Why has this happened? What is the root cause of gangs? It is alarming how few people in power ask that question. The answer is becoming more and more obvious for those willing to face facts: The majority of these kids come from homes with no father. With this as the core problem that must be solved, all the police gang units and well-intended social programs are just band-aids on a hemorrhaging national wound.

In a tough ghetto environment, young children, and especially boys, need a father to fill the traditional role of guide and protector. If they do not have a decent father to teach them, they will turn to a gang "father" who will supply their basic need for guidance and protec-tion—except it will be the wrong guidance and may well cost them their lives.

Although absence of good fathers is the basic "disease," many bureaucrats and politicians prefer to focus on the symptom—gangs and their violent and illegal activities.
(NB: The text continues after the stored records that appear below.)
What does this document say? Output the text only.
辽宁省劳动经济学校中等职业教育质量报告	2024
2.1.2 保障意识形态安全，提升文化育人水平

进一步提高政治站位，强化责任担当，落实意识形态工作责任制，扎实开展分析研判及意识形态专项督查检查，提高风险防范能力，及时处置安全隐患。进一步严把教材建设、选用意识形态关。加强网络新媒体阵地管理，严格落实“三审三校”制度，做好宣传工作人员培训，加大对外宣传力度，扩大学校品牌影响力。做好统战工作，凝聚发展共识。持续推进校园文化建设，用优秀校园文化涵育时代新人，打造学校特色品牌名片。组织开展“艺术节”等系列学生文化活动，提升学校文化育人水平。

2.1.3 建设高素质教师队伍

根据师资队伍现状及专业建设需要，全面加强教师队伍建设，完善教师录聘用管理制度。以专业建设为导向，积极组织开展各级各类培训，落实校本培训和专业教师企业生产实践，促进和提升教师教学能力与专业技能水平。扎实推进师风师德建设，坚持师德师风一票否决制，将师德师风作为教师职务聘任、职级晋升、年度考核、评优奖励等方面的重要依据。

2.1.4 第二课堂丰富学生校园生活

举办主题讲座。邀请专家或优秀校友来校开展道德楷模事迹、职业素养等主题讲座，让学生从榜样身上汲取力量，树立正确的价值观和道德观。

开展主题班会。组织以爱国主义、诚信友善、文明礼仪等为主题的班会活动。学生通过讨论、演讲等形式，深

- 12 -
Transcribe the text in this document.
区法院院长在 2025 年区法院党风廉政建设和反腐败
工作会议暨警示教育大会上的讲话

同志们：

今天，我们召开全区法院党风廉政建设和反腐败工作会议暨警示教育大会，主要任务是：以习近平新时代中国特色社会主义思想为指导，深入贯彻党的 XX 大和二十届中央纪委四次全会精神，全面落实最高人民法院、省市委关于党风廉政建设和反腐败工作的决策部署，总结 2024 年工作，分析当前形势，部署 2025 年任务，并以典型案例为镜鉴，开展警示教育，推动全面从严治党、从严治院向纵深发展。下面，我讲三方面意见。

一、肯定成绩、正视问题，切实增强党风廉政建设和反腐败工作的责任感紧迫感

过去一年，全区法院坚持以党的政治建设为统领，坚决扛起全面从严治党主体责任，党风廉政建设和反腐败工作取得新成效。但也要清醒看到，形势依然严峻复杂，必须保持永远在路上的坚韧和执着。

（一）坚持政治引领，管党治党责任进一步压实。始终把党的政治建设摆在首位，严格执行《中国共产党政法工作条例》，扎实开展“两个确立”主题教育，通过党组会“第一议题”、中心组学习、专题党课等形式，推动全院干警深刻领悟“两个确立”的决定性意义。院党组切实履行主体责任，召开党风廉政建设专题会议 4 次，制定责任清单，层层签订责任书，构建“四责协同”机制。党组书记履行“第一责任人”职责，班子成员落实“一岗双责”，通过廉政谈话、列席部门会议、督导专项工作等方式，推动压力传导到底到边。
Most of the attempts to deal with gangs fall into one of two extreme categories; both extremes do not work, because neither comprehends the real cause of the problem. And causes must be understood if we are to deal effectively with a major social problem such as gangs.

The first mistaken approach is to attack the problem angrily with¬out forethought. When we deal with gangs from a fear/rage overreaction, without addressing the influences that have shaped their lives as victims, we only feed their violence. This causes them to evolve even greater criminality in order to "one-up" their enemy—society. In other words, they evolve a greater capacity for violence because of their reaction to our denial of the real problem—that gang members are victims who have evolved into victimizers. But this angry approach on the part of society never acknowledges that the gang member is part victim.

The deeper that society goes into denial of true cause and effect relationships—that the gang mentality evolves from a poor home environment, and that means us as parents—the more society will instead focus on the symptom, with greater violence and less understanding. Thus, the gangs will evolve more and more criminal violence and aggression, feeling justified in their actions. Why? Because now society's denial, blaming the kids and not the parents, is duplicating what happened in the gang member's home in the first place. His parents never took responsibility for their own problems, which expressed themselves in the form of their children's aberrant behavior. This parental denial is precisely what spawned the gang mentality and lifestyle in the first place.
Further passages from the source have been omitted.